Washington
A batalha em que se viu imersa desde junho do ano passado no restaurante Red Hen, localizado em uma pequena cidade rural da Virgínia, não estava no cardápio. Depois que a gerente local pediu à porta-voz da Casa Branca, Sarah Sanders, que deixasse o estabelecimento por trabalhar para um Governo que não atendia aos "padrões básicos da humanidade", um exército de trumpistas enfurecidos partiu para o ataque: ameaças de morte, milhares de resenhas negativas no Yelp (aplicativo de avaliação de estabelecimentos comerciais), cartões-postais manchados de excrementos ou reservas para clientes que nunca apareciam faziam parte do panorama que Stephanie Wilkinson teve que enfrentar. Quase um ano após o episódio que mostrou a polarização política nos Estados Unidos – na época, especialmente, pela medida da separação de famílias sem documentos na fronteira –, Wilkinson publicou uma carta no The Washington Post para descrever o que enfrentou nesses meses. O texto, apesar dos ataques, revela algo de positivo.

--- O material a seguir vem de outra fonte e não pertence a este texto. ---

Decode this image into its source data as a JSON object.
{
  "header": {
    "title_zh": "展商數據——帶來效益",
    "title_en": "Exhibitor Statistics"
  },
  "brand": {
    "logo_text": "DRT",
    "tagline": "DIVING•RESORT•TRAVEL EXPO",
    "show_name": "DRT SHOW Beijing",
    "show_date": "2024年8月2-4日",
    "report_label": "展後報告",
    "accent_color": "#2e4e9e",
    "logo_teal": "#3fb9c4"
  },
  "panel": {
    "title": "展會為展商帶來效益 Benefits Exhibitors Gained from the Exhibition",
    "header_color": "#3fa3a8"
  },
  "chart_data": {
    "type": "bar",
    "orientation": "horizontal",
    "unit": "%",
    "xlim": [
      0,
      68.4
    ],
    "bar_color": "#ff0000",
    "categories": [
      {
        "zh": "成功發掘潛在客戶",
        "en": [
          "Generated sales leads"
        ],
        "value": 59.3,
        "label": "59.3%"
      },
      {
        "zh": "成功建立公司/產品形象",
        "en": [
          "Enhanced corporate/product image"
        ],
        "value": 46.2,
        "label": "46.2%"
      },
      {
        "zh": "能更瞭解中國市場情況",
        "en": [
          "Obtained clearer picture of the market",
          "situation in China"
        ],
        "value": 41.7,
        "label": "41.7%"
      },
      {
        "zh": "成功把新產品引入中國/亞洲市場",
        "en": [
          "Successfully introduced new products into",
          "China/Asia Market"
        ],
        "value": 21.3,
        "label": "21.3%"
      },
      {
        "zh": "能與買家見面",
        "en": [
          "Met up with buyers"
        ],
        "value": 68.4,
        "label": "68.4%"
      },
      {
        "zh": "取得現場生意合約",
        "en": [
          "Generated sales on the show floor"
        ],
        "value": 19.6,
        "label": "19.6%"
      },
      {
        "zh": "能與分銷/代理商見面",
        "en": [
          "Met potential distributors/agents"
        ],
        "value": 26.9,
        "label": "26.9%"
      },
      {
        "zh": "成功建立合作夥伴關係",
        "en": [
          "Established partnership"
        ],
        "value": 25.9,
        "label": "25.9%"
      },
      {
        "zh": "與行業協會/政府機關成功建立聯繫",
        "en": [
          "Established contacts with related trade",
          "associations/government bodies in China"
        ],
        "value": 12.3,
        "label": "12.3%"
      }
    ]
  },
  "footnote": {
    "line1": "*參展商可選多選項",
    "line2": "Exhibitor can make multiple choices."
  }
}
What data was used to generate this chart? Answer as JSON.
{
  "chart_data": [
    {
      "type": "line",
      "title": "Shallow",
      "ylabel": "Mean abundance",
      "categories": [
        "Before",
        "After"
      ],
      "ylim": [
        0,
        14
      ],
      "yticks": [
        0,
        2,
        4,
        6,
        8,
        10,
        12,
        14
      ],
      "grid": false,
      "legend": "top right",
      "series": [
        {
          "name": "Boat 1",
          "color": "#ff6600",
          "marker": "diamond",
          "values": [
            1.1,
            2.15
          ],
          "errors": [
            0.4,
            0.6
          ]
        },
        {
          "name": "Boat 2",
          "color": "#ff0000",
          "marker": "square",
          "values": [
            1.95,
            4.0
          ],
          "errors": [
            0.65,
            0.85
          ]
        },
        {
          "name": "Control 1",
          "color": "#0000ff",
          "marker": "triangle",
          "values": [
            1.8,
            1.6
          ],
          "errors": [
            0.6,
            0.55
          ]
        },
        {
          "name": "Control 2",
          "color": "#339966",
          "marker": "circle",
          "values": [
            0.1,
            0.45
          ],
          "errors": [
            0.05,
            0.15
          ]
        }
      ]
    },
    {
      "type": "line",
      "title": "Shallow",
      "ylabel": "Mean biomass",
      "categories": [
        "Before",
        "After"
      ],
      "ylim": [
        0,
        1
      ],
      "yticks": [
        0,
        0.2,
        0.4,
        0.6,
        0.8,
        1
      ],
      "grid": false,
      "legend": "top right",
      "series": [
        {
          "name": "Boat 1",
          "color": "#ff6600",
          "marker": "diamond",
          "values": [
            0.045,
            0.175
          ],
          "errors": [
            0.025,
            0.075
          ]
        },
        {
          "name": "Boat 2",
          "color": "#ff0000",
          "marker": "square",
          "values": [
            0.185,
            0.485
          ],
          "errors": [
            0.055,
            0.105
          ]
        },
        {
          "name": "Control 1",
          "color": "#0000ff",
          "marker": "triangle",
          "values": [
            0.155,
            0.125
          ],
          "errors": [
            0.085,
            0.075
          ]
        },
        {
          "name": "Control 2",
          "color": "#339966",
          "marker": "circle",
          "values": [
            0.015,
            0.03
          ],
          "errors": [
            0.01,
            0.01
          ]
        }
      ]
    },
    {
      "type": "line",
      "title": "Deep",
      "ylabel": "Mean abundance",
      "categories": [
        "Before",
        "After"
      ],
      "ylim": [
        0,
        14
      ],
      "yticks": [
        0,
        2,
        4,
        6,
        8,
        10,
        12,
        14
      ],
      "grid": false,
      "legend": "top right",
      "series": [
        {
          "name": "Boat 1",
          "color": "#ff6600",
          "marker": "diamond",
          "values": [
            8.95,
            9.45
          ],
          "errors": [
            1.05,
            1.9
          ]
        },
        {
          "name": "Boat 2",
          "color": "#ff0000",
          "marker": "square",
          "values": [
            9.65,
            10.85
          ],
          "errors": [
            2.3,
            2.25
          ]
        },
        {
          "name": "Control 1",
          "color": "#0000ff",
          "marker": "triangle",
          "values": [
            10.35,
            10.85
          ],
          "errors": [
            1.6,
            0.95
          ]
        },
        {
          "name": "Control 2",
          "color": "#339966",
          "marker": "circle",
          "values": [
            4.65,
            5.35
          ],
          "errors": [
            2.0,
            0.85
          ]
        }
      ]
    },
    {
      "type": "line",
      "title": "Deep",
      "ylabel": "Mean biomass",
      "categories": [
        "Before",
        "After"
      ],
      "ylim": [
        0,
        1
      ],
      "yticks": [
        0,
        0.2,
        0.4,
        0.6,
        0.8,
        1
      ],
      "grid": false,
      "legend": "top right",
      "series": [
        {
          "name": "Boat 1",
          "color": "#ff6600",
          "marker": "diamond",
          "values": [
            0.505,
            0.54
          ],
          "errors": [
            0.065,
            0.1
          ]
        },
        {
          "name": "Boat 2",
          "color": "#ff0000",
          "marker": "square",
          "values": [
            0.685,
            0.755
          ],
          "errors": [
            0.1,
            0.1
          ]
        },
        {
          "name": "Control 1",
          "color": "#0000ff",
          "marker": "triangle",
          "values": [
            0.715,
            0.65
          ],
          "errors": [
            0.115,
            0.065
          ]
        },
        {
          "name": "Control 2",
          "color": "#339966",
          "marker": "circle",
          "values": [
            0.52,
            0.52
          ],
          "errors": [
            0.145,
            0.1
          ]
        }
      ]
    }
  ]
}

A expulsão de Sanders do restaurante em Lexington abriu um debate sobre o direito das pessoas de comer no lugar que escolhem, versus o direito de os gerentes decidirem a quem servir. O debate na mídia levou o mesmo tempo para irromper que para desaparecer. No entanto, na pequena cidade o assunto ficou longe de resolvido. A gerente, de acordo com a carta publicada na terça-feira, 14, configurou os filtros de seu e-mail, restaurou suas configurações de privacidade no Instagram e bloqueou ligações em seu telefone. Mas uma dúvida ainda a angustiava: “Qual a possibilidade de que o cara que estava me enviando uma mensagem de texto de Minneapolis estivesse realmente vindo para a cidade para pôr fogo no nosso restaurante? Era impossível saber", afirma na carta.
Quando a mulher conseguiu afastar os inimigos de suas redes sociais, começaram a chegar cartas a sua casa. No começo, era um punhado que cabia na caixa de correio. Mas com o passar dos dias foram aumentando, até que o entregador de correspondência começou a deixar grandes sacolas plásticas cheias de correspondências e pacotes do lado de fora da porta. "Olá, intolerantes, psicopatas, socialistas e com desafios intelectuais! Seu suposto negócio está em perigo. Tenha a certeza de que isso não é uma ameaça, mas simplesmente uma advertência que prevê sua queda (...). A propósito, nós somos muitos mais do que vocês”, dizia uma das mensagens. No entanto, a responsável pelo Red Hen começou a se dar conta de um detalhe: “Para cada mensagem de ódio havia uma de gratidão”.
Ela diz que recebeu mais de 4.000 cartas. Enquanto alguns algumas a acusavam de não aceitar a derrota de Hillary Clinton em 2016, outras a parabenizavam por aquela ação perante um Governo que havia reduzido seus benefícios sociais. "Para cada desejo de que nosso negócio tivesse uma morte dolorosa, havia uma nota de um dólar, um generoso cheque ou um cartão-presente", diz Wilkinson na carta publicada pelo jornal norte-americano. Além disso, depois de ter fechado o local por dez dias após o episódio, os clientes chegaram aos montes. O restaurante e o vale de Shenandoah, no qual está localizado, receberam viajantes de todas as partes que ficaram sabendo de sua existência por causa da expulsão da porta-voz da Casa Branca.
Wilkinson enfatiza que as demonstrações de apoio não só favoreceram o restaurante, que está se saindo melhor do que nunca, como também a cidade da Virgínia. "Os apoiadores enviaram milhares de dólares em doações para nosso banco de alimentos ou o abrigo para vítimas de violência doméstica na região", diz ela. A ocupação no setor de hotelaria e as vendas no comércio aumentaram, assim como a renda das instituições beneficentes de Lexington. "É possível que nossos inimigos tivessem acreditado que "eles” eram mais do que “nós”, mas acontece que temos mais do que o suficiente para continuar cozinhando", conclui a gerente do Red Hen.